Dan kita tahu, salah satu sebab amat sedikitnya cerita tentang korban dalam film kita, adalah pendidikan yang menanamkan rasa takut untuk menyampaikan kenyataan pahit semasa rezim Orba. Rasa takut yang masih menyeruak, meliputi Viva Westi saat membuat film ini. Tapi, kadang rasa takut melahirkan perlawanan juga. Dan adalah menarik bahwa dalam melawan rasa takut mengangkat suara korban dan mereka yang terusir itu, Viva juga melakukan semacam perlawanan estetik terhadap pakem dalam industri film kita.

Viva menutup May dengan sebuah pertanyaan terbuka tentang “akhir bahagia” bagi sebuah film. Seperti saya duga saat menonton (dibenarkan oleh keterangan Viva sendiri dalam konperensi pers, karena banyak wartawan film kebingungan), musik bernada menekan dan menggelisahkan dari Dwiki Dharmawan (yang menata latar musik film ini dengan piawai) yang mengiringi sebuah adegan bahagia para tokoh film ini membuat kita curiga: benarkah akhir bahagia ini yang “terjadi”? Apalagi kamera memang melakukan penyimpangan angle dan tak stabil, seperti nervous (gugup, gelisah), untuk adegan ini.

Adegan yang “aneh” dan tiba-tiba itu sangat pendek, sangat tidak memadai bagi sebuah “akhir bahagia”. Sampai-sampai seorang wartawan film masih muda bertanya pada Viva, kalau ending-nya begitu, apa berarti Viva berpikir akan ada sekuel bagi film May ini? Setelah sedikit tercekat, Viva menjawab diplomatis, “Nggak.
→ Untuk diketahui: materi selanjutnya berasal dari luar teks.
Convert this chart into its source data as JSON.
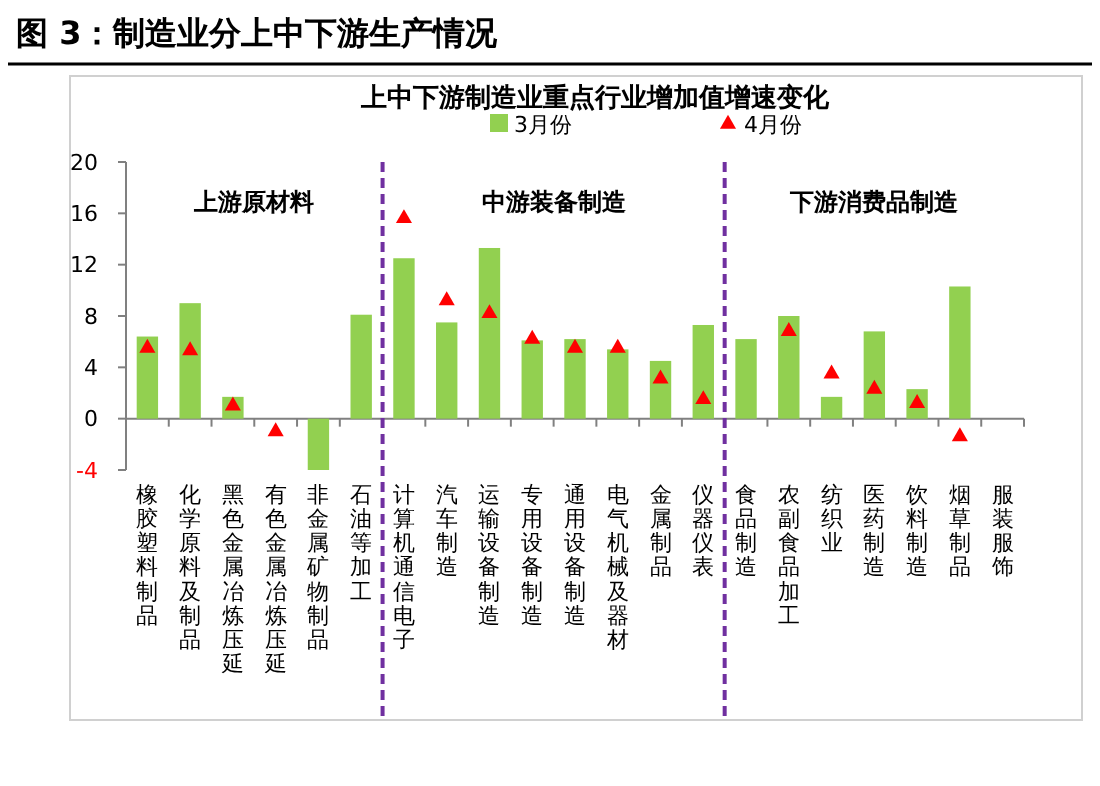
{
  "chart_data": {
    "type": "bar",
    "title": "图 3：制造业分上中下游生产情况",
    "subtitle": "上中下游制造业重点行业增加值增速变化",
    "categories": [
      "橡胶塑料制品",
      "化学原料及制品",
      "黑色金属冶炼压延",
      "有色金属冶炼压延",
      "非金属矿物制品",
      "石油等加工",
      "计算机通信电子",
      "汽车制造",
      "运输设备制造",
      "专用设备制造",
      "通用设备制造",
      "电气机械及器材",
      "金属制品",
      "仪器仪表",
      "食品制造",
      "农副食品加工",
      "纺织业",
      "医药制造",
      "饮料制造",
      "烟草制品",
      "服装服饰"
    ],
    "series": [
      {
        "name": "3月份",
        "color": "#92d050",
        "values": [
          6.4,
          9.0,
          1.7,
          null,
          -4.0,
          8.1,
          12.5,
          7.5,
          13.3,
          6.1,
          6.2,
          5.4,
          4.5,
          7.3,
          6.2,
          8.0,
          1.7,
          6.8,
          2.3,
          10.3,
          null
        ]
      },
      {
        "name": "4月份",
        "type": "scatter",
        "marker": "triangle",
        "color": "#ff0000",
        "values": [
          5.5,
          5.3,
          1.0,
          -1.0,
          null,
          null,
          15.6,
          9.2,
          8.2,
          6.2,
          5.5,
          5.5,
          3.1,
          1.5,
          null,
          6.8,
          3.5,
          2.3,
          1.2,
          -1.4,
          null
        ]
      }
    ],
    "ylim": [
      -4,
      20
    ],
    "yticks": [
      {
        "value": -4,
        "label": "-4"
      },
      0,
      4,
      8,
      12,
      16,
      20
    ],
    "annotations": [
      "上游原材料",
      "中游装备制造",
      "下游消费品制造"
    ],
    "legend": "top",
    "grid": false
  }
}
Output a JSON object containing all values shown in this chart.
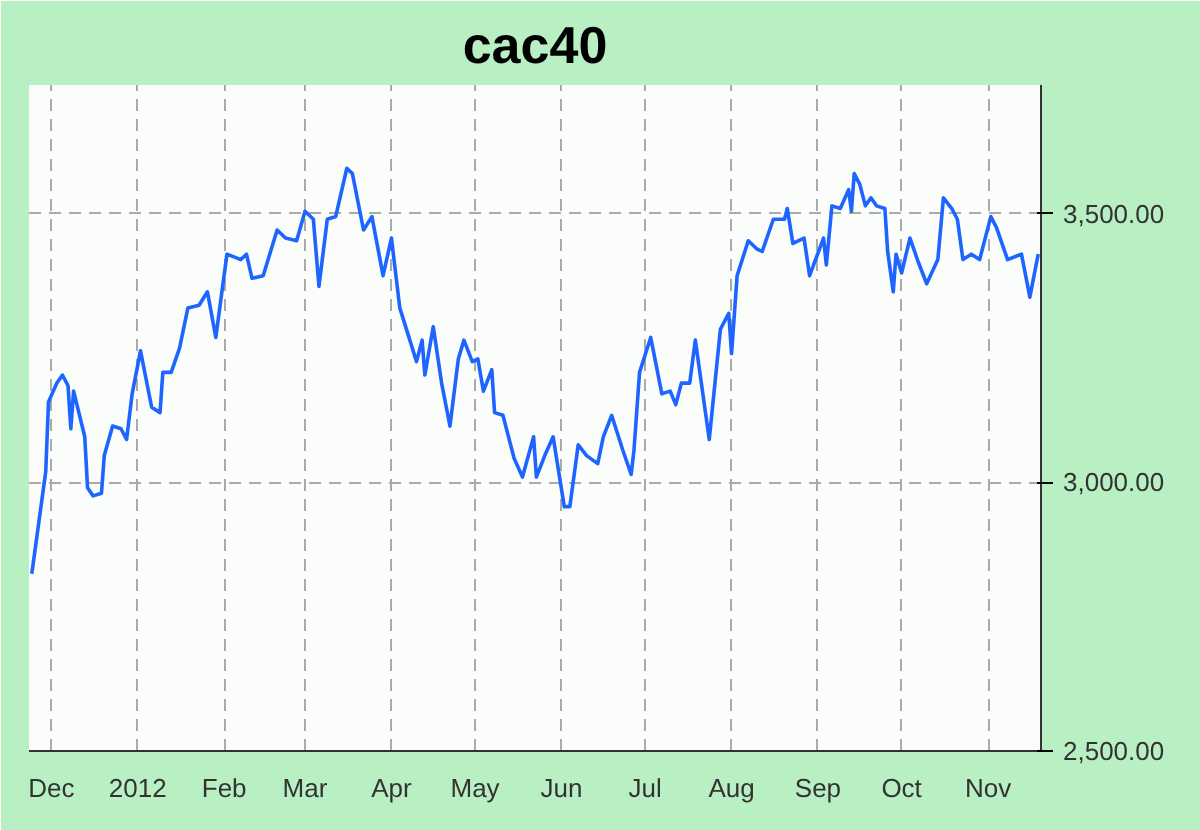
{
  "chart_data": {
    "type": "line",
    "title": "cac40",
    "x": [
      "2011-11-24",
      "2011-11-29",
      "2011-11-30",
      "2011-12-03",
      "2011-12-05",
      "2011-12-07",
      "2011-12-08",
      "2011-12-09",
      "2011-12-13",
      "2011-12-14",
      "2011-12-16",
      "2011-12-19",
      "2011-12-20",
      "2011-12-23",
      "2011-12-26",
      "2011-12-28",
      "2011-12-30",
      "2012-01-02",
      "2012-01-06",
      "2012-01-09",
      "2012-01-10",
      "2012-01-13",
      "2012-01-16",
      "2012-01-19",
      "2012-01-23",
      "2012-01-26",
      "2012-01-29",
      "2012-02-02",
      "2012-02-07",
      "2012-02-09",
      "2012-02-11",
      "2012-02-15",
      "2012-02-20",
      "2012-02-23",
      "2012-02-27",
      "2012-03-01",
      "2012-03-04",
      "2012-03-06",
      "2012-03-09",
      "2012-03-12",
      "2012-03-16",
      "2012-03-18",
      "2012-03-22",
      "2012-03-25",
      "2012-03-29",
      "2012-04-01",
      "2012-04-04",
      "2012-04-10",
      "2012-04-12",
      "2012-04-13",
      "2012-04-16",
      "2012-04-19",
      "2012-04-22",
      "2012-04-25",
      "2012-04-27",
      "2012-04-30",
      "2012-05-02",
      "2012-05-04",
      "2012-05-07",
      "2012-05-08",
      "2012-05-11",
      "2012-05-15",
      "2012-05-18",
      "2012-05-22",
      "2012-05-23",
      "2012-05-26",
      "2012-05-29",
      "2012-05-31",
      "2012-06-02",
      "2012-06-04",
      "2012-06-07",
      "2012-06-10",
      "2012-06-14",
      "2012-06-16",
      "2012-06-19",
      "2012-06-23",
      "2012-06-26",
      "2012-06-27",
      "2012-06-29",
      "2012-07-03",
      "2012-07-07",
      "2012-07-10",
      "2012-07-12",
      "2012-07-14",
      "2012-07-17",
      "2012-07-19",
      "2012-07-24",
      "2012-07-28",
      "2012-07-31",
      "2012-08-01",
      "2012-08-03",
      "2012-08-07",
      "2012-08-10",
      "2012-08-12",
      "2012-08-16",
      "2012-08-20",
      "2012-08-21",
      "2012-08-23",
      "2012-08-27",
      "2012-08-29",
      "2012-09-03",
      "2012-09-04",
      "2012-09-06",
      "2012-09-09",
      "2012-09-12",
      "2012-09-13",
      "2012-09-14",
      "2012-09-16",
      "2012-09-18",
      "2012-09-20",
      "2012-09-22",
      "2012-09-25",
      "2012-09-26",
      "2012-09-28",
      "2012-09-29",
      "2012-10-01",
      "2012-10-04",
      "2012-10-07",
      "2012-10-10",
      "2012-10-14",
      "2012-10-16",
      "2012-10-19",
      "2012-10-21",
      "2012-10-23",
      "2012-10-26",
      "2012-10-29",
      "2012-11-02",
      "2012-11-04",
      "2012-11-08",
      "2012-11-13",
      "2012-11-16",
      "2012-11-19"
    ],
    "series": [
      {
        "color": "#1e64ff",
        "values": [
          2830,
          3020,
          3150,
          3185,
          3200,
          3180,
          3100,
          3170,
          3085,
          2990,
          2975,
          2980,
          3050,
          3105,
          3100,
          3080,
          3165,
          3245,
          3140,
          3130,
          3205,
          3205,
          3250,
          3325,
          3330,
          3355,
          3270,
          3425,
          3415,
          3425,
          3380,
          3385,
          3470,
          3455,
          3450,
          3505,
          3490,
          3365,
          3490,
          3495,
          3585,
          3575,
          3470,
          3495,
          3385,
          3455,
          3325,
          3225,
          3265,
          3200,
          3290,
          3185,
          3105,
          3230,
          3265,
          3225,
          3230,
          3170,
          3210,
          3130,
          3125,
          3045,
          3010,
          3085,
          3010,
          3050,
          3085,
          3020,
          2955,
          2955,
          3070,
          3050,
          3035,
          3085,
          3125,
          3060,
          3015,
          3060,
          3205,
          3270,
          3165,
          3170,
          3145,
          3185,
          3185,
          3265,
          3080,
          3285,
          3315,
          3240,
          3385,
          3450,
          3435,
          3430,
          3490,
          3490,
          3510,
          3445,
          3455,
          3385,
          3455,
          3405,
          3515,
          3510,
          3545,
          3505,
          3575,
          3555,
          3515,
          3530,
          3515,
          3510,
          3430,
          3355,
          3425,
          3390,
          3455,
          3410,
          3370,
          3415,
          3530,
          3510,
          3490,
          3415,
          3425,
          3415,
          3495,
          3475,
          3415,
          3425,
          3345,
          3425
        ]
      }
    ],
    "xlim": [
      "2011-11-23",
      "2012-11-20"
    ],
    "xticks": [
      {
        "value": "2011-12-01",
        "label": "Dec"
      },
      {
        "value": "2012-01-01",
        "label": "2012"
      },
      {
        "value": "2012-02-01",
        "label": "Feb"
      },
      {
        "value": "2012-03-01",
        "label": "Mar"
      },
      {
        "value": "2012-04-01",
        "label": "Apr"
      },
      {
        "value": "2012-05-01",
        "label": "May"
      },
      {
        "value": "2012-06-01",
        "label": "Jun"
      },
      {
        "value": "2012-07-01",
        "label": "Jul"
      },
      {
        "value": "2012-08-01",
        "label": "Aug"
      },
      {
        "value": "2012-09-01",
        "label": "Sep"
      },
      {
        "value": "2012-10-01",
        "label": "Oct"
      },
      {
        "value": "2012-11-01",
        "label": "Nov"
      }
    ],
    "ylim": [
      2500,
      3740
    ],
    "yticks": [
      {
        "value": 2500,
        "label": "2,500.00"
      },
      {
        "value": 3000,
        "label": "3,000.00"
      },
      {
        "value": 3500,
        "label": "3,500.00"
      }
    ],
    "grid": true
  }
}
Sekuelnya biarkan ada di hati para penonton saja.”

Tidak, wartawanku sayang, bukan sekuel yang kita butuhkan. Yang kita butuhkan adalah ada lebih banyak lagi keberanian para pembuat film kita untuk menatap diri kita sendiri, menatap Indonesia, apa adanya, dan memfilmkannya secara jujur. Juga, kita butuh lebih banyak lagi orang yang berani mencoba-coba mempermainkan pakem film komersial di Indonesia ini, terus membuka kemungkinan-kemungkinan baru bagi film nasional kita.***

May
Sutradara: Viva Westi
Skenario: Dirmawan Hatta
Produksi: Fix Picture
Pemain: Jenny Chang, Yama Carlos, Tuti Kirana, Lukman Sardi, Ria Irawan, Ninik L. Karim, Tio Pakusadewo.
Musik: Dwiki Dharmawan


Nota: Hikmat Darmawan adalah Redaktur Rumahfilm.org, Jakarta

2 ulasan:

Unknown berkata...

artikel anda bagus dan menarik, artikel anda:
Artikel politik terhangat
Artikel anda di infogue

anda bisa promosikan artikel anda di www.infogue.com yang akan berguna untuk semua pembaca. Telah tersedia plugin/ widget vote & kirim berita yang ter-integrasi dengan sekali instalasi mudah bagi pengguna. Salam!

Tanpa Nama berkata...

memang benar. ada sesuatu yang beku dalam industri kita. filem cuma melepas batuk di tangga. tiada keberanian dalam mengungkai perjalanan hidup malaysia yang nyata. kita mungkin bisa memuji jasmin hamid yang bijak menggunakan tema yg boleh dianggap kontrovesi. namun kita perlukan jalan cerita yang lebih terbuka. kalau tidak dimulakan, siapa tahu apa hasilnya nanti?